Elle a 36 ans, un ministère 
                à 70% composé de femmes et c'est une Européenne 
                convaincue. Une représentante type, diraient les néoconservateurs 
                américains, de la «jeune Europe» dynamique 
                et ambitieuse. Kolinda Grabar-Kitarovic, ministre de l'Intégration 
                européenne de Croatie, s'est déplacée à 
                Paris pour convaincre son homologue français des efforts 
                réalisés par Zagreb pour remplir les critères 
                d'adhésion à l'Union européenne.
              Longtemps élève modèle des 
                Balkans, la Croatie vient de subir un revers à l'ONU, où 
                elle s'est fait épingler par Carla Del Ponte, venue faire 
                un rapport sur la coopération des Etats balkaniques avec 
                le Tribunal pénal international (TPI). 
                «Un accusé de haut rang a été à 
                aperçu en Croatie. Ante Gotovina a disparu en juin 2001 
                après que les autorités croates l'eurent informé 
                de l'existence d'un acte d'accusation établi à son 
                encontre.
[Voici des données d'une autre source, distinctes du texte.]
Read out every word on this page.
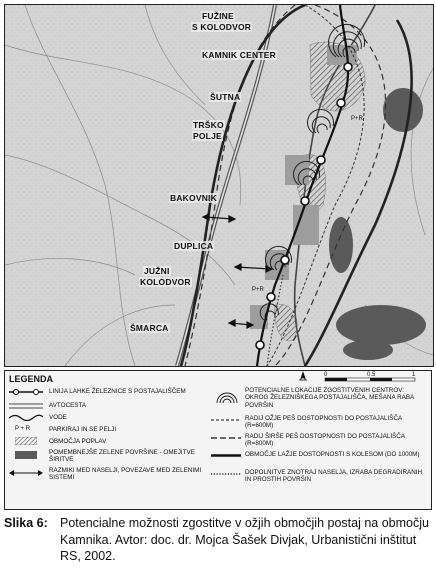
P+R
P+R
FUŽINE
S KOLODVOR
KAMNIK CENTER
ŠUTNA
TRŠKO
POLJE
BAKOVNIK
DUPLICA
JUŽNI
KOLODVOR
ŠMARCA
LEGENDA	0	0.5	1
LINIJA LAHKE ŽELEZNICE S POSTAJALIŠČEM
AVTOCESTA
VODE
P + R	PARKIRAJ IN SE PELJI
OBMOČJA POPLAV
POMEMBNEJŠE ZELENE POVRŠINE - OMEJITVE ŠIRITVE
RAZMIKI MED NASELJI, POVEZAVE MED ZELENIMI SISTEMI
POTENCIALNE LOKACIJE ZGOSTITVENIH CENTROV: OKROG ŽELEZNIŠKEGA POSTAJALIŠČA, MEŠANA RABA POVRŠIN
RADIJ OŽJE PEŠ DOSTOPNOSTI DO POSTAJALIŠČA (R=600M)
RADIJ ŠIRŠE PEŠ DOSTOPNOSTI DO POSTAJALIŠČA (R=800M)
OBMOČJE LAŽJE DOSTOPNOSTI S KOLESOM (DO 1000M)
DOPOLNITVE ZNOTRAJ NASELJA, IZRABA DEGRADIRANIH IN PROSTIH POVRŠIN
Slika 6: Potencialne možnosti zgostitve v ožjih območjih postaj na območju Kamnika. Avtor: doc. dr. Mojca Šašek Divjak, Urbanistični inštitut RS, 2002.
Il est primordial qu'il soit jugé à La 
                Haye. Son arrestation lèverait le dernier obstacle entravant 
                la coopération entre la Croatie et le Tribunal», 
                a affirmé le procureur du TPI.
              Ante 
                Gotovina est l'un des généraux qui ont mené 
                l'opération de reconquête de la Krajina en 1995. 
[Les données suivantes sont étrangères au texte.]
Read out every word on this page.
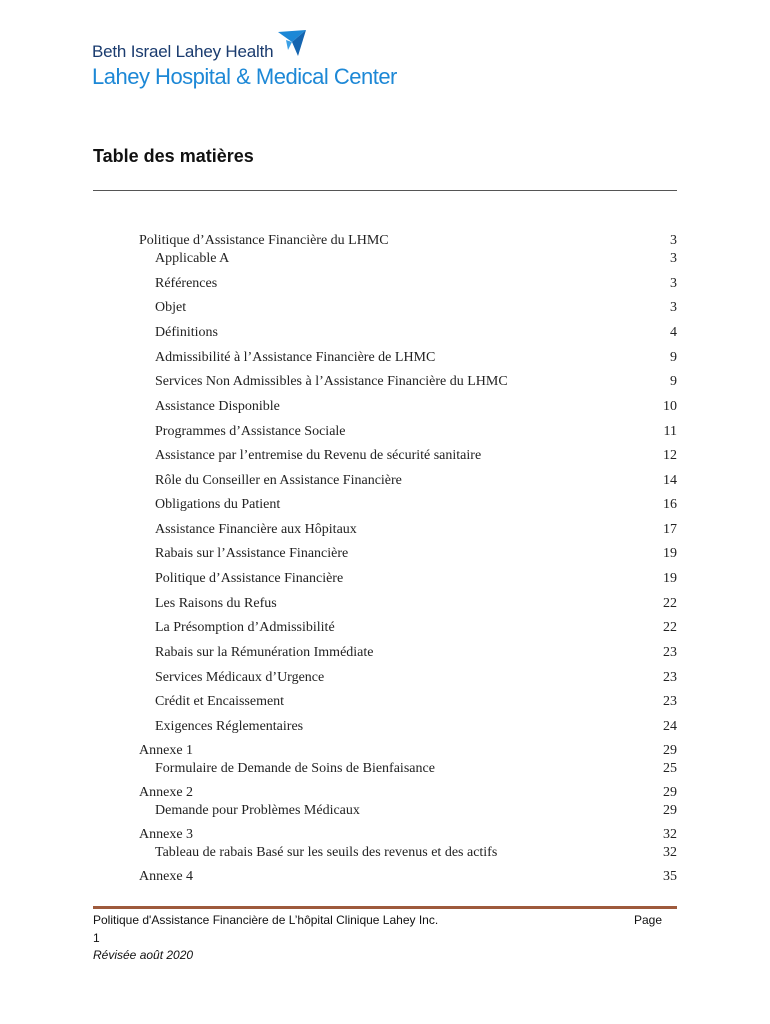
Beth Israel Lahey Health
Lahey Hospital & Medical Center
Table des matières
Politique d’Assistance Financière du LHMC	3
Applicable A	3
Références	3
Objet	3
Définitions	4
Admissibilité à l’Assistance Financière de LHMC	9
Services Non Admissibles à l’Assistance Financière du LHMC	9
Assistance Disponible	10
Programmes d’Assistance Sociale	11
Assistance par l’entremise du Revenu de sécurité sanitaire	12
Rôle du Conseiller en Assistance Financière	14
Obligations du Patient	16
Assistance Financière aux Hôpitaux	17
Rabais sur l’Assistance Financière	19
Politique d’Assistance Financière	19
Les Raisons du Refus	22
La Présomption d’Admissibilité	22
Rabais sur la Rémunération Immédiate	23
Services Médicaux d’Urgence	23
Crédit et Encaissement	23
Exigences Réglementaires	24
Annexe 1	29
Formulaire de Demande de Soins de Bienfaisance	25
Annexe 2	29
Demande pour Problèmes Médicaux	29
Annexe 3	32
Tableau de rabais Basé sur les seuils des revenus et des actifs	32
Annexe 4	35
Politique d'Assistance Financière de L’hôpital Clinique Lahey Inc.	Page
1
Révisée août 2020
                Neuf ans après la fin du conflit, cette offensive est considérée 
                comme une guerre sacrée en Croatie et les généraux 
                qui l'ont menée comme des héros. «Nous 
                avons déjà envoyé neuf Croates à La 
                Haye. Le cas de Gotovina est la seule chose qui empêche 
                la normalisation entre Zagreb et le TPI. 
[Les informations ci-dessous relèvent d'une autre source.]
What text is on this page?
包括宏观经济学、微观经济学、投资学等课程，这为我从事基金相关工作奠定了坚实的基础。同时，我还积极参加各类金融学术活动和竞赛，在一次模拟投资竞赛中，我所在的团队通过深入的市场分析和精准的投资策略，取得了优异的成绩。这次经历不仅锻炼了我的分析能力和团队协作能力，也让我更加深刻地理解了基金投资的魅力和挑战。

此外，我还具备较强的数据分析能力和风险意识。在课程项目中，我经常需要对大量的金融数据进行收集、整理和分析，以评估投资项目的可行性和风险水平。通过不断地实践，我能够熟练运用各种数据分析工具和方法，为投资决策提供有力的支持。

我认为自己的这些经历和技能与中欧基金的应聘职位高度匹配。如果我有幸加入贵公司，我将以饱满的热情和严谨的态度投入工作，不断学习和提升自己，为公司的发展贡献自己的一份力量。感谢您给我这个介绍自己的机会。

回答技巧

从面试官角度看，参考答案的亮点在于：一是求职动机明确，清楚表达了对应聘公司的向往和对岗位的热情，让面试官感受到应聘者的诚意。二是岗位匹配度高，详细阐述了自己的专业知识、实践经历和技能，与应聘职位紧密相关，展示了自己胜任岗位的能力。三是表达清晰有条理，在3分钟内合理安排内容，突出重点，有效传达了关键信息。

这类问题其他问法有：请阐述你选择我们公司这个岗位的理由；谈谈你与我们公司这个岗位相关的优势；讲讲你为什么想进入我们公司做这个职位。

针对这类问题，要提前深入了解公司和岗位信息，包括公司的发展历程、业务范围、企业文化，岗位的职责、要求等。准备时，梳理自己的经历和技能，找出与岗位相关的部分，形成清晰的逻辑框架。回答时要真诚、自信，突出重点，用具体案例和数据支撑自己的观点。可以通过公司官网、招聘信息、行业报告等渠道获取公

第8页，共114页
                Nous faisons tout ce que nous pouvons pour clore le dossier. Mais 
                nous ne savons même pas si Gotovina est en Croatie», 
                explique Kolinda Grabar-Kitarovic.
              Carla Del Ponte prétend, elle, le savoir. 
                «Tout porte à croire, affirme-t-elle, que Gotovina 
                bénéficie d'un réseau de soutien organisé, 
                y compris au sein des organes de l'Etat. Tant qu'il ne sera pas 
                transféré à La Haye, on pourra dire que les 
                membres des réseaux qui assurent la protection des criminels 
                de guerre sont plus influents que les membres du gouvernement 
                croate qui aspirent à coopérer avec le Tribunal.»
              Les capitales européennes ont repris à 
                leur compte les critiques de Del Ponte. Londres a réclamé 
                une coopération sans faille de Zagreb. Bruxelles, qui doit 
                se prononcer sur la date d'ouverture des négociations d'adhésion 
                lors de son sommet les 16 et 17 décembre, a prévenu 
                que les pourparlers ne seraient engagés que si la Croatie 
                transférait le général à La Haye.
              Zagreb avait pourtant réalisé un 
                parcours presque sans faute dans sa marche vers l'Europe. Ses 
                efforts ont été récompensés en juin 
                par l'obtention du statut de pays candidat à l'Union. Vainqueur 
                des dernières élections, la Communauté démocratique 
                croate (HDZ), le parti au pouvoir pendant la guerre, a prouvé 
                qu'il avait su se transformer en un mouvement moderne et européen 
                de centre droit. Son leader, le premier ministre Ivo Sanader, 
                a appelé les Serbes de Croatie à revenir en Krajina. 
                Il s'est aussi rendu, le mois dernier, à Belgrade pour 
                normaliser les relations entre les deux frères ennemis 
                des Balkans. «Nous voulons faire de la Croatie un modèle 
                pour la région. Mais nous ne voulons pas rompre avec nos 
                voisins. Il est dans notre intérêt de les aider à 
                avancer vers l'Europe et de leur transmettre nos méthodes, 
                qui ont fonctionné puisque la Croatie est en train de devenir 
                une démocratie moderne», explique le ministre.
              Les nationalistes croates, leur rhétorique 
                anti-européenne et anti-TPI, constituent pourtant un obstacle. 
                Leurs réticences à lâcher le général 
                Gotovina risquent de retarder l'ouverture des négociations 
                d'adhésion. Un contre-temps que Zagreb préférerait 
                éviter : les derniers sondages révèlent une 
                forte baisse du soutien apporté par les Croates aux efforts 
                de rapprochement avec l'UE.
              Mais le ministre de l'Intégration européenne 
                se dit confiant : «Tout cela fait partie du processus 
                démocratique. Mais il y a un consensus au Parlement et 
                dans la société sur la nécessité d'entrer 
                en Europe. Et sur le prix à payer pour en devenir membre.»